Jessica Shirvington dishes on Corruption

When futuristic thriller Disruption came out in April this year, readers were blown away by the action-packed story, the twists and turns, the awesomeness of heroine Maggie Stevens and that killer of a cliffhanger.

Corruption is the epic conclusion to the duology and we’re thrilled to have the fabulous Jessica Shirvington here with us to answer all our very important questions.


Corruption high res

This is your eighth published book since 2010. One: What’s your secret? Two: Are you exhausted yet?

The secret is that I absolutely love what I do. And yes, I’m a little exhausted – but in that good I’ve-just-been-for-a-hard-run kind of way.

Were you weirded out by the similarities between the Apple watch and the M-band?

Absolutely. Obviously it was my intention to line up some similarities between M-corp and companies like Apple – but it was definitely eerie to see how quickly the technology seems to be moving forward in just the time it took to write the book.

This is the second series you’ve completed in just a year – the final book in The Violet Eden Chapters/Embrace series was published in November 2013 and now we have Corruption in November 2014. Was one more emotional than the other to finish?

The VEC series is unique in that is will always be my first series. With that and the build up of four books before Empower, it was definitely emotional. But it is hard to compare it to the experience and emotion invested in Corruption. Both were emotional endings because I’m an emotional writer. I always will be. But I’m also more experienced with each book I write and I feel the challenge I set myself by confining Maggie’s story to only two books in Disruption and Corruption allowed me to concentrate the plot and emotional content at times to create maximum impact.

You did some pretty cool research for Disruption (flying to Arlington to chat to an ex-CIA agent comes to mind).  Was there anything you researched specifically for Corruption?

The research trip to Arlington really covered the work for both novels and fed the groundwork. Corruption became more about the character development and for me, that involved a lot of time alone with my computer.

Did you take a break between writing Disruption and Corruption or did you pen them back to back?

A bit of a break because I actually wrote Empower in between the two even though it came out before Disruption. Schedules can work like that sometimes and for me it worked out for the best.

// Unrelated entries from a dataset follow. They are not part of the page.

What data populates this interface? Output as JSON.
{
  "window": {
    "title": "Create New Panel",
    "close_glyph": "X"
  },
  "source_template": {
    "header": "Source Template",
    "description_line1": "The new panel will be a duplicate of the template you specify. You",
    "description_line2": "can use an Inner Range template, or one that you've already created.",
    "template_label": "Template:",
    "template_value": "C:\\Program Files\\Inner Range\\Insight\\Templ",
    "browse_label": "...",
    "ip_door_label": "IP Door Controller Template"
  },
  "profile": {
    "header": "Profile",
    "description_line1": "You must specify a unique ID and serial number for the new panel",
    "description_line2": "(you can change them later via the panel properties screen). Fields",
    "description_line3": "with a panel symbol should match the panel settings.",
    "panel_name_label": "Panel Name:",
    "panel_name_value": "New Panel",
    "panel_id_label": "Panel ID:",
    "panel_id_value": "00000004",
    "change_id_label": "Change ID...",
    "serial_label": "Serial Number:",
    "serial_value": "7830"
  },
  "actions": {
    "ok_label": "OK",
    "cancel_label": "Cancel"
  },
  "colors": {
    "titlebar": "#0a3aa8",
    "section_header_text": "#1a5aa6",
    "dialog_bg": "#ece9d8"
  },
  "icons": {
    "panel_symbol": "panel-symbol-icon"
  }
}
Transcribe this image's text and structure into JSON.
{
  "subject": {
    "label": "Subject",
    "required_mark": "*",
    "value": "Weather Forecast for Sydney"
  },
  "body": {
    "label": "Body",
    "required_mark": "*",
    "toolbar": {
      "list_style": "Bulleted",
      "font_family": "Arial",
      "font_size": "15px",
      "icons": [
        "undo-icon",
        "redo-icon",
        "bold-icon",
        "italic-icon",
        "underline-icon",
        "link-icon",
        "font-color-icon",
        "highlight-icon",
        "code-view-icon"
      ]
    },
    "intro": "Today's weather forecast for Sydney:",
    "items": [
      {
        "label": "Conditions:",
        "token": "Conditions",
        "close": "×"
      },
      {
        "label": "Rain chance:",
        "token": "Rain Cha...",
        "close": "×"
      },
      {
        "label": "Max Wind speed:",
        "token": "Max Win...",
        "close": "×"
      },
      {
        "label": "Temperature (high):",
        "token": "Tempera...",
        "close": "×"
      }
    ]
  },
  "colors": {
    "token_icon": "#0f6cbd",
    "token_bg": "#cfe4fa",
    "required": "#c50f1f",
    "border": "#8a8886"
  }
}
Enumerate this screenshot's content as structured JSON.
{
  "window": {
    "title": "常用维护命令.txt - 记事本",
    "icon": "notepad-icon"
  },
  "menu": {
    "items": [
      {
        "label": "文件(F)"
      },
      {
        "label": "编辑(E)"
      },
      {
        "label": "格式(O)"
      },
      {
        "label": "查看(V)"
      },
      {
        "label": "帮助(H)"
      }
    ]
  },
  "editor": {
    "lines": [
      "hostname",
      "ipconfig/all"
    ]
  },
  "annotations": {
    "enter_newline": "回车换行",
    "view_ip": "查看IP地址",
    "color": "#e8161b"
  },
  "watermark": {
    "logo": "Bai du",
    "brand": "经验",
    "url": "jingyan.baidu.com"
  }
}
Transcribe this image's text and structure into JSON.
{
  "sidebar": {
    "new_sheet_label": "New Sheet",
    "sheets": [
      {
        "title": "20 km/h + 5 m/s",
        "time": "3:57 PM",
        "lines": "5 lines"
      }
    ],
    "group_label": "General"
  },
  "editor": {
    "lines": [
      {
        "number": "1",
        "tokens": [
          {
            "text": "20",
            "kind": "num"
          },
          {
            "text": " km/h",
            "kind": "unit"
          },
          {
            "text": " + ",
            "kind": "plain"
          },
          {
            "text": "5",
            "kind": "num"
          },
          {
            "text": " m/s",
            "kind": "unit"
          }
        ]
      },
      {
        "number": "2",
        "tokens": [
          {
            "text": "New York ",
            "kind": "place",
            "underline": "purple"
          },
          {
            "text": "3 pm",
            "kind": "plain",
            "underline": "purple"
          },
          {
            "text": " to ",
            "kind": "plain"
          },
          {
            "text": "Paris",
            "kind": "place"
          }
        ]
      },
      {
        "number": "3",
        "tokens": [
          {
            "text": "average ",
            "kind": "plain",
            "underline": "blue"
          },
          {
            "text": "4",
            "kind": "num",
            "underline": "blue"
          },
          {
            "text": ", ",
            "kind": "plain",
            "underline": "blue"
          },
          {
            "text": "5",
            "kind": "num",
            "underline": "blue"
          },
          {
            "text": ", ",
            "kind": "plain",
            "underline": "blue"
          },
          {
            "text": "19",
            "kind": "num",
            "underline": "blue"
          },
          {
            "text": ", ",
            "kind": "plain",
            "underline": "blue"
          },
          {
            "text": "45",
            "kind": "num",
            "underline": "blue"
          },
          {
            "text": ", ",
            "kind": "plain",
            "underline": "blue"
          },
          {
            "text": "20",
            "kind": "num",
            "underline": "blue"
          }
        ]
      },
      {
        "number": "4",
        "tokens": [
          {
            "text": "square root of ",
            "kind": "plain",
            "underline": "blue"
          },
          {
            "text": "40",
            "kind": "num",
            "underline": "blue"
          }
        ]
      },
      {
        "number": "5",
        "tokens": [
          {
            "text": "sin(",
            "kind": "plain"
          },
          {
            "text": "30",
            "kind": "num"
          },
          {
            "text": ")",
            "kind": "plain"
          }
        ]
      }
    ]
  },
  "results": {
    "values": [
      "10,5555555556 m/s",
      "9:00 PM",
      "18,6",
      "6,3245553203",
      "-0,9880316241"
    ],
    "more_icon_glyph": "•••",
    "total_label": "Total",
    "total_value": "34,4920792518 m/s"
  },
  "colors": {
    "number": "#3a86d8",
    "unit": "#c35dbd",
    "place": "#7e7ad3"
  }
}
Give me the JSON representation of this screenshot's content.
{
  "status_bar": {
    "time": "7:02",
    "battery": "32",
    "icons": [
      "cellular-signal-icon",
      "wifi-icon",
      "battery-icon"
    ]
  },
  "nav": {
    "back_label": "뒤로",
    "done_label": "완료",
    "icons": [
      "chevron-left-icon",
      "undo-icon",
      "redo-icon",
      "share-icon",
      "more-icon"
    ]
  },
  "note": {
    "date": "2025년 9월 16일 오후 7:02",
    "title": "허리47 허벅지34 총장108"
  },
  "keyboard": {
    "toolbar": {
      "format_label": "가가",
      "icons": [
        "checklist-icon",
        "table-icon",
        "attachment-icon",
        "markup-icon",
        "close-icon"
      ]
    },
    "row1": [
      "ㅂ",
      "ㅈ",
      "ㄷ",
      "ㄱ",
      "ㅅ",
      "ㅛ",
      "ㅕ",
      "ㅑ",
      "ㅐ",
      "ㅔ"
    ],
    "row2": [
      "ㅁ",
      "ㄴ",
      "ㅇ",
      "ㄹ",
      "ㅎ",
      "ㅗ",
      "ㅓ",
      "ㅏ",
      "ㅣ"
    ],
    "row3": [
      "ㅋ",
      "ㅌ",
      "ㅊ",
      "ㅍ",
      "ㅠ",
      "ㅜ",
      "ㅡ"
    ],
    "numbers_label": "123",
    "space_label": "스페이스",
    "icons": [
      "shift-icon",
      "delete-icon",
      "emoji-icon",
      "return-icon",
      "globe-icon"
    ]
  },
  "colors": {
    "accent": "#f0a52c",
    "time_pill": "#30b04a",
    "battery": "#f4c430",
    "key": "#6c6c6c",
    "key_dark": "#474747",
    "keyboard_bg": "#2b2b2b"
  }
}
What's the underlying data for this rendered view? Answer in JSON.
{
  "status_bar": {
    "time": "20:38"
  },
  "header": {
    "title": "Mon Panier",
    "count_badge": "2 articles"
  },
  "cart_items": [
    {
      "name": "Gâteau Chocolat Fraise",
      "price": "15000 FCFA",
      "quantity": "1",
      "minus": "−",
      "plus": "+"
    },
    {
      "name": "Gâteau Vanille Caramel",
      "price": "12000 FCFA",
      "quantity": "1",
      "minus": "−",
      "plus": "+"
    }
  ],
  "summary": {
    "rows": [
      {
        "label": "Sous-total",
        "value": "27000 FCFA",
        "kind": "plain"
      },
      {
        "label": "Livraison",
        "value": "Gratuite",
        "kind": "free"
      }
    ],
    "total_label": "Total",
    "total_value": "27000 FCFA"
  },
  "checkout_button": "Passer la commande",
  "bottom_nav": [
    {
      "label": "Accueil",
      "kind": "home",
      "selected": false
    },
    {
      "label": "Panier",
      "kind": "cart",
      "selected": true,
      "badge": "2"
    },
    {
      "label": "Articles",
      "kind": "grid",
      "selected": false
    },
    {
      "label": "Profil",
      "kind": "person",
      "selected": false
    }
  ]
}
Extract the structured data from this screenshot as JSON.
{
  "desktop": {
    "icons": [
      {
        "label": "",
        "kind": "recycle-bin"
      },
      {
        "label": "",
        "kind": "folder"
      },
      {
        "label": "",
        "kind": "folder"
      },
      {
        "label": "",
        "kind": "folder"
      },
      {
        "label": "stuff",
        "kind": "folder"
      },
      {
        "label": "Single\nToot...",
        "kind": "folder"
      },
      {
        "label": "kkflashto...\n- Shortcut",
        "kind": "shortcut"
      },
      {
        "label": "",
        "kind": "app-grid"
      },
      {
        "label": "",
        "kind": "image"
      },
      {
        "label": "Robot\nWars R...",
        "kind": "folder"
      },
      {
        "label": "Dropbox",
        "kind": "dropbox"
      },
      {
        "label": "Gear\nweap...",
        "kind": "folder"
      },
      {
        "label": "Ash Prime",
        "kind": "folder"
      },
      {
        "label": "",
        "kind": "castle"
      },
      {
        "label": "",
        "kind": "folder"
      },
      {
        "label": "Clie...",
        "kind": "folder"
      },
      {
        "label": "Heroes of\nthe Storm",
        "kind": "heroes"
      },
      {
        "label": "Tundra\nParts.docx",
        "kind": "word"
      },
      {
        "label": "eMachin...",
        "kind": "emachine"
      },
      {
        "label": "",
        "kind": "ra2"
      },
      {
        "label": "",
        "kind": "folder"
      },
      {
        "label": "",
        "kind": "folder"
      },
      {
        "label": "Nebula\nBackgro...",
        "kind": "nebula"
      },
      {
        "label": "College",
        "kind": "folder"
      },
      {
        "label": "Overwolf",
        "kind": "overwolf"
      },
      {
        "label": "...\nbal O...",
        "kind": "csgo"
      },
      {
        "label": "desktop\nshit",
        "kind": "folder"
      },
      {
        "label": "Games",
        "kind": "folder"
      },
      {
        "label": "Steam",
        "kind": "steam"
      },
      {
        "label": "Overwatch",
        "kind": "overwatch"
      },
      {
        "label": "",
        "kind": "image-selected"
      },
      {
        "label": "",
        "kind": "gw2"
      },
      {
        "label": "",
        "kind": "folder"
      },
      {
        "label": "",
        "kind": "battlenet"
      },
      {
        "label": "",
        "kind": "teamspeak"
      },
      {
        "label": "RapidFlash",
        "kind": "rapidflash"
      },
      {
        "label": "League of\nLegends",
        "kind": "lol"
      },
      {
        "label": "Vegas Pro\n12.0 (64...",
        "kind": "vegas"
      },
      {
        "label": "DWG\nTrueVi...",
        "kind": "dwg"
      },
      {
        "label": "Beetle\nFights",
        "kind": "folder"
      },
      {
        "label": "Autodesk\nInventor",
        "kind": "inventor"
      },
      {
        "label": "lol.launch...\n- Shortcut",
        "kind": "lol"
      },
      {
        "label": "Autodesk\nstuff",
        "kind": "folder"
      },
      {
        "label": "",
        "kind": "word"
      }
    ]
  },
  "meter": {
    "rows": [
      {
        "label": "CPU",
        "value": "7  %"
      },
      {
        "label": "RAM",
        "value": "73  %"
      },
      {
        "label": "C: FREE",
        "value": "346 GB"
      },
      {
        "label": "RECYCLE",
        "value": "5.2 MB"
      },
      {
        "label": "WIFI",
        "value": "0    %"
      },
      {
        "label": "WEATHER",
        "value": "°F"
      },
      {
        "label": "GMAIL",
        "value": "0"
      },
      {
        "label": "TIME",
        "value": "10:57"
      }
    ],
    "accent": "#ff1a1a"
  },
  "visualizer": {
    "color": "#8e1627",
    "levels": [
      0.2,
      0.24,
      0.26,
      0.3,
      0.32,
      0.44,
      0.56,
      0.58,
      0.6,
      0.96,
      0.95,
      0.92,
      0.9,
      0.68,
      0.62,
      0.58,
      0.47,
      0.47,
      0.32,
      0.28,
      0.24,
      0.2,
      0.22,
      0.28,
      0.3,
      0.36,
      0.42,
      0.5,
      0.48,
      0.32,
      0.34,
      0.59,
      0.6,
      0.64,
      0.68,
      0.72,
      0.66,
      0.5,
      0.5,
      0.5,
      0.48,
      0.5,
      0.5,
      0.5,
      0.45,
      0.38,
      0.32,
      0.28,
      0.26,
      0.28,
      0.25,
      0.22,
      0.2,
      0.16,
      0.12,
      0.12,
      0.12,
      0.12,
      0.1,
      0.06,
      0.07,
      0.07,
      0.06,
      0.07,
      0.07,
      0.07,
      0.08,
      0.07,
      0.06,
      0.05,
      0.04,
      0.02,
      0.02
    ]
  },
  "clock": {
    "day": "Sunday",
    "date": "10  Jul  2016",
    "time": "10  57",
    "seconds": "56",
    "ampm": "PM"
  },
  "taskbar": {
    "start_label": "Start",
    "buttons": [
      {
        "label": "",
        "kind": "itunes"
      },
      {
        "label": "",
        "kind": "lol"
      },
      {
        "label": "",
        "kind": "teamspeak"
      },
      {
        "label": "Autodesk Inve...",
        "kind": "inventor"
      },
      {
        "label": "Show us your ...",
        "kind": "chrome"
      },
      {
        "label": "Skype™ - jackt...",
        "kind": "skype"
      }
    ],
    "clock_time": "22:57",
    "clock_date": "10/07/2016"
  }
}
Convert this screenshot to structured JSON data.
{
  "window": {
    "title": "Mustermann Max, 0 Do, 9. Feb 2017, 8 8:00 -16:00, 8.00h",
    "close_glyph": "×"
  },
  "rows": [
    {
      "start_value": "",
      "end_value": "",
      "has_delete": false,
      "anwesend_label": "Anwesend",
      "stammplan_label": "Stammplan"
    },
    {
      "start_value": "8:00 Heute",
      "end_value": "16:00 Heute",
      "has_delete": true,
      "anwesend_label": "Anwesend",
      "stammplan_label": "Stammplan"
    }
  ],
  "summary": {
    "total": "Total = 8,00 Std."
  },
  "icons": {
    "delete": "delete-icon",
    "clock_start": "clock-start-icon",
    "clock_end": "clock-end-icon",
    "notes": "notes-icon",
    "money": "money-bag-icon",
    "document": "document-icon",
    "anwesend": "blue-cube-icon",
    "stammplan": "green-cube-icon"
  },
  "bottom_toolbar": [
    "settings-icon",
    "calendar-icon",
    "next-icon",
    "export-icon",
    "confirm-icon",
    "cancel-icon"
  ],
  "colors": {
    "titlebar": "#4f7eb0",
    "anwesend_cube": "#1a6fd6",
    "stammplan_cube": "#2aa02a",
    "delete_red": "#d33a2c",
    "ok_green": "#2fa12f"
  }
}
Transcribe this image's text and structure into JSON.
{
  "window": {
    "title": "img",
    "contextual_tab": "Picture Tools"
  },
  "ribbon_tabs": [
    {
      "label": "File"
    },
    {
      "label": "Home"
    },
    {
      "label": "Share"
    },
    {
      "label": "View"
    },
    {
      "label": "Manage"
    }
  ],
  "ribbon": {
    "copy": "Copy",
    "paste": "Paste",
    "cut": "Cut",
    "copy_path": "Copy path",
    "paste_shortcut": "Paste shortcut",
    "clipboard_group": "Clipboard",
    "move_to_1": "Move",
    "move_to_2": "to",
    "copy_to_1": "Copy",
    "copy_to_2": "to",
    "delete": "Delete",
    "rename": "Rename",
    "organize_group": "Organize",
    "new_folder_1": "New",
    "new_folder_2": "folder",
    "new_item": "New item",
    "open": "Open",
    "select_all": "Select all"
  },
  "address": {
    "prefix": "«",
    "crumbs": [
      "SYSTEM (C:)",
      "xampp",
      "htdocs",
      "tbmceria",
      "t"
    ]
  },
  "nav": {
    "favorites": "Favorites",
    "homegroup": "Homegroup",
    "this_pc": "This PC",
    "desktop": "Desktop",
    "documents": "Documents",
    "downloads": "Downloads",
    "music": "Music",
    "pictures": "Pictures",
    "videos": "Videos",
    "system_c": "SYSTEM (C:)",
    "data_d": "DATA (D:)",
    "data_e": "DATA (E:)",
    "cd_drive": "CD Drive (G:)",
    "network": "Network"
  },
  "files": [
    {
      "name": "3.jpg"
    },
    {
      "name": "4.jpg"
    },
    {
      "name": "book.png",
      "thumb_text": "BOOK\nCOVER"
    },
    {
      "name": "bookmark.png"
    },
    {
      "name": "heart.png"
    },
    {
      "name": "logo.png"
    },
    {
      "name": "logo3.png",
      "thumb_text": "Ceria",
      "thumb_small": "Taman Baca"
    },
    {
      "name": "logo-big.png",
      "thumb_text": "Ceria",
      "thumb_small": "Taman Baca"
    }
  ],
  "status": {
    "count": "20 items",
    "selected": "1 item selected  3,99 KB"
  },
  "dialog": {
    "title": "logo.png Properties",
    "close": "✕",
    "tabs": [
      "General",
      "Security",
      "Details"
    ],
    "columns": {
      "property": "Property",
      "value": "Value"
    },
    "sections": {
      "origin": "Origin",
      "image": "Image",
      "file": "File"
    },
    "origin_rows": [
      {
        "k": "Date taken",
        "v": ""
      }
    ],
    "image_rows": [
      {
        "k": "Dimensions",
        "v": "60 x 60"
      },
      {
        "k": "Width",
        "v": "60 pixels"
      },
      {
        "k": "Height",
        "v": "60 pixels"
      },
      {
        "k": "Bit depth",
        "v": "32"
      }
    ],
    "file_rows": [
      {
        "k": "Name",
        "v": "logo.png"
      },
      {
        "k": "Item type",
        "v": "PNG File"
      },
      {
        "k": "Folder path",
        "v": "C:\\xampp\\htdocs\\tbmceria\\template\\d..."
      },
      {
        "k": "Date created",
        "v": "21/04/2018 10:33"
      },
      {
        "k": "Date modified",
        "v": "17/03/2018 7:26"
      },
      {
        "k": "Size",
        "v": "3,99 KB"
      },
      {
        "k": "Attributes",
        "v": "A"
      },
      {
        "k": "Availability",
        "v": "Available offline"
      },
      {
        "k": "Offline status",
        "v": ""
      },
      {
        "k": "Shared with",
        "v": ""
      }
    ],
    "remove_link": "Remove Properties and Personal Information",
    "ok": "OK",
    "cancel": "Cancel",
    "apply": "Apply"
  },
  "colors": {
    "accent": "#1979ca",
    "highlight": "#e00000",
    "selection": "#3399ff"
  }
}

Did you listen to any particular songs while you were writing book two?

Yes. Uprising by Muse. I listened to that all the time!

What makes Maggie and Quentin as compatible as they are?

Their inherent empathy and strength of character. It seems odd to say empathy when it would seem Maggie has very little a lot of the time – but to me, it was always there and Quentin brought it out in her and gave her the strength to acknowledge it. Likewise, Maggie gives Quentin the strength to face many hard truths and allowed him to be kind of heart even in the face of so much evil.


Yes. From the beginning of Disruption. It had to happen. This story isn’t a fairy tale and I couldn’t let it pretend to be.

If Sabine from Between the Lives, Violet from the VEC and Maggie were all in the same room, how do you think their conversation might go?

Staggered. Non existent. Furniture throwing may be involved. In the end, any one of the three could be the one to put her foot down and serve up a dose of reality. But there is every chance Maggie would have already bailed by that time 🙂

Are you working on anything at the moment?

Yes. I spent three weeks in Europe earlier in the year researching my next book. I like to keep testing myself and trying new things and this book will be my biggest (and most controversial) challenge to date. I can’t say too much yet – only that it will have no paranormal, dystopian, fantasy or sci-fi elements and it will be a touch older than my other books.

It’s been great chatting to you, as always, Ms Shirvington!